Open-source cave-surveying software package

Therion is free and open-source cave surveying software designed to process survey data, generate maps and 3D models of caves, and archive the data describing the cave and the history of exploration.

Therion was developed by the Slovak cavers Martin Budaj and Stacho Mudrak but is available in English. It runs on a wide variety of platforms including Linux, Windows and Mac OS X. Therion is available as part of standard distribution of Debian and Ubuntu (operating system) Linux distributions.

It is free software, released under the terms of GNU GPL, with source code available. It does not require any other commercial software to run. The format of all files is human readable plain text (excluding 3D models), which semantically describe the cave, and are compiled by the program into various output forms such as 2D PDF or SVG maps, or 3D models. Other files like map overlays, terrain models and pictures can be incorporated into the output. A graphical editor is provided to help with the drawing process, and a 3D viewer ('loch') for viewing the models. Survex is used for the centreline error distribution if installed.

The separation of drawing/semantic data entry and output rendering makes the program both complex to learn to use, but also capable of dealing with cave systems still being explored, where new finds and surveys need the drawing to morph to fit. It also allows a survey to be rendered with different national cave-symbol sets.

The (UK-based) Cave Surveying Group has been using Therion along with PocketTopo and DistoXs to train cavers and improve the quality of surveying by the use of real time measurement that is available in Paperless surveying.

Therion is used in several large projects for the documentation of cave systems. It is listed among 10 of the Best Free Linux Earth Science Software. It was used in a number of scientific projects.

Not everyone finds the results satisfying: "Beginning in 2003, the Mulu Caves Project attempted to use Therion on several cave surveys. After many attempts over several years by many different cave surveyors, one of whom was closely affiliated with the software itself, no aesthetically pleasing results were produced."
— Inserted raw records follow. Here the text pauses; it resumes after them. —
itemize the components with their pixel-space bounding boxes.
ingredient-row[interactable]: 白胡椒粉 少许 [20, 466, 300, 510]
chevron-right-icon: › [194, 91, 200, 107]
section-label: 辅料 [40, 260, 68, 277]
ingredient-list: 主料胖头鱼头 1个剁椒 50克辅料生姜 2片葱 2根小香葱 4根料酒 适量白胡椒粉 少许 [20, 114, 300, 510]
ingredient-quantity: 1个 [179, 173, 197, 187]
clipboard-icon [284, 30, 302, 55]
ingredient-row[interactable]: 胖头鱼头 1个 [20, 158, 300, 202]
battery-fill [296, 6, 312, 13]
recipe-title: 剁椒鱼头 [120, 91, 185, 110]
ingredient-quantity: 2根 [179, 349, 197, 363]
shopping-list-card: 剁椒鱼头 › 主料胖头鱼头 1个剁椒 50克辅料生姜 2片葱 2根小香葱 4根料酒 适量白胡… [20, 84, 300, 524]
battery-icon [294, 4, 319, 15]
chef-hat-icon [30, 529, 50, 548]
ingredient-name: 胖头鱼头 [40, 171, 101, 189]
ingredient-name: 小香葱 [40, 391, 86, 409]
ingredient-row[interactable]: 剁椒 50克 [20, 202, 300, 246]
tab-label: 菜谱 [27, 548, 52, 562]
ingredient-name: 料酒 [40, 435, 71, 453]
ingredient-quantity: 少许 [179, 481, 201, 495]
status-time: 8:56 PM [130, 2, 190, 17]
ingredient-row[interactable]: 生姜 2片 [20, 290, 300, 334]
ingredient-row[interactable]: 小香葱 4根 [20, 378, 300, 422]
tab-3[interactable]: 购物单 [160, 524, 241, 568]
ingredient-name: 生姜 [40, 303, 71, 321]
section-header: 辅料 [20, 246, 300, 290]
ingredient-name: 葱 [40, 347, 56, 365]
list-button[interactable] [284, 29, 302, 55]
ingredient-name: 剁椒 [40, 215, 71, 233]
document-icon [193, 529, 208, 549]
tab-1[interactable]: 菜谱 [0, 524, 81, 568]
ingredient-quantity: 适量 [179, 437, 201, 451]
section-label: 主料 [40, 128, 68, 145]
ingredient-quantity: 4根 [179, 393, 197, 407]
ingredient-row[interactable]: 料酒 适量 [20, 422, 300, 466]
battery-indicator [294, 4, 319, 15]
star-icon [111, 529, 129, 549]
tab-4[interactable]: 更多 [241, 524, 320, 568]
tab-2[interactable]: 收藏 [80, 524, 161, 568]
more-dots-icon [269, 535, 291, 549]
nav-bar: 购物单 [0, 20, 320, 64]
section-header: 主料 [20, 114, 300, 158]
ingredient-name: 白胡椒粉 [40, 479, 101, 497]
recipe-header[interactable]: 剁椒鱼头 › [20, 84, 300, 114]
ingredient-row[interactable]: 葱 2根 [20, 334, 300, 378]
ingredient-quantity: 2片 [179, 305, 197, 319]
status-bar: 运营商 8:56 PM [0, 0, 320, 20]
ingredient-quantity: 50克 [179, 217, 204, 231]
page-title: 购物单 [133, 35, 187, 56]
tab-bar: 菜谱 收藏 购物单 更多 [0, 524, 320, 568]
The unmatched feature of Therion software among other software tools for cave surveying is straightforward creating of 3D presentation for WEB pages. One may export 3D model from Therion to 3D format .lox, open it in Therion's 3D viewer Loch and export data as VTK. ParaView software is able to open such data and export them in WebGL format.

To draw the maps the Speleo-Vulcain group from France is using Visual Topo for simple systems. However, because of the difficulties to build a rigorous synthesis and to update the survey of the complex Jean-Bernard System, they passed to the open source software Therion.

Therion was analysed and used in thesis of Eliška Rákocy.

Two articles in the Annual Report of Cave Administration of the Czech Republic 2010 describe how Therion was used to document the Javoříčko Caves show cave.

Described as "State of the Art Cave-Drawing software", Therion was reviewed in Compass, the Cave Surveying Journal of The British Cave Research Association. The review covered installation, use and development of the software. Since that article, written in 2004, Therion has continued to be developed and is now considered to be the most capable cave drawing software available.